Why one page is enough

The traditional 40-page business plan is a relic of a time when you needed to hand a document to a bank manager. For most modern small businesses, it's a waste of weeks that could be spent building something.

A one-page plan forces you to get clear on who your customer is, what problem you solve, how you make money, and what success looks like — in a fraction of the time.


The 8 sections of a one-page plan

Your plan should answer these eight questions. Each answer: two to three sentences maximum.

  1. The problem — What specific problem does your business solve?
  2. The customer — Who exactly has this problem?
  3. The solution — What is your product or service, in plain language?
  4. Your unique value — Why would someone choose you over the alternatives?
  5. Revenue model — How exactly do you make money?
  6. Channels — How will you reach your customers?
  7. Key numbers — What does the first year look like financially?
  8. The goal — What does success look like in 12 months?

Section by section walkthrough

1
The problem

Be specific. Bad: "People need better food options." Good: "Busy professionals in city centres have no fast, healthy lunch options that don't involve queuing for 20 minutes."

2
The customer

Describe your ideal customer in specific terms: their job, situation, frustrations. Avoid generic descriptions like "small businesses" or "people aged 25-45."

3–8
Solution through goal

Describe what you do in plain language. State your differentiator honestly. List exactly how you earn revenue. Name specific channels, not just "social media." Include basic financial assumptions.

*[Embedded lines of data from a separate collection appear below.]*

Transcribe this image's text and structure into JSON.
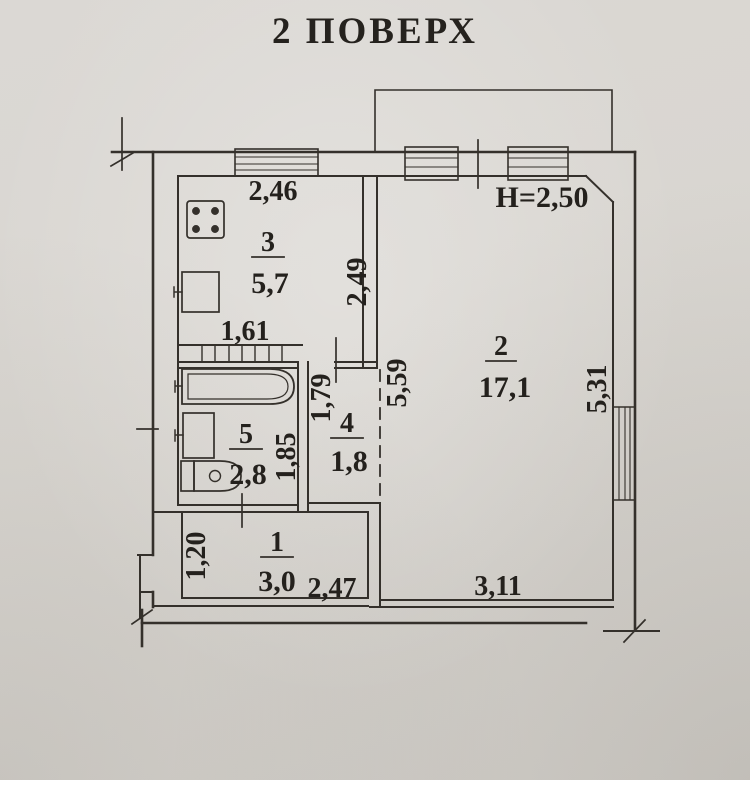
{
  "title": "2 ПОВЕРХ",
  "plan": {
    "height_note": "H=2,50",
    "rooms": {
      "entry": {
        "number": "1",
        "area": "3,0"
      },
      "living": {
        "number": "2",
        "area": "17,1"
      },
      "kitchen": {
        "number": "3",
        "area": "5,7"
      },
      "hall": {
        "number": "4",
        "area": "1,8"
      },
      "bathroom": {
        "number": "5",
        "area": "2,8"
      }
    },
    "dims": {
      "kitchen_width": "2,46",
      "kitchen_depth": "2,49",
      "bath_block_width": "1,61",
      "living_left_depth": "5,59",
      "bathroom_depth": "1,85",
      "hall_depth": "1,79",
      "living_right_depth": "5,31",
      "entry_door": "1,20",
      "entry_width": "2,47",
      "living_width": "3,11"
    },
    "colors": {
      "paper": "#d9d6d1",
      "ink": "#34302b"
    }
  }
}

Make your 12-month goal measurable.


A real example

Example one-page plan

Problem: Freelance designers spend hours every month chasing unpaid invoices, damaging client relationships.
Customer: Freelance graphic and web designers earning €30–100k/year.
Solution: A done-for-you invoice chasing service that follows up with late payers professionally.
Unique value: We handle the awkward conversation so designers protect client relationships and get paid faster.
Revenue: €49/month subscription; premium at €129/month.
Channels: LinkedIn content, design community forums, accounting software partnerships.
Key numbers: €800/month fixed costs, break-even at 17 customers.
12-month goal: 200 subscribers, €10,000 MRR.

The bottom line

Your one-page plan is a living document that will change as you learn. Write it today, revisit it monthly.

The founders who plan in one page and act in one week will always outpace those who spend three months writing a document nobody reads.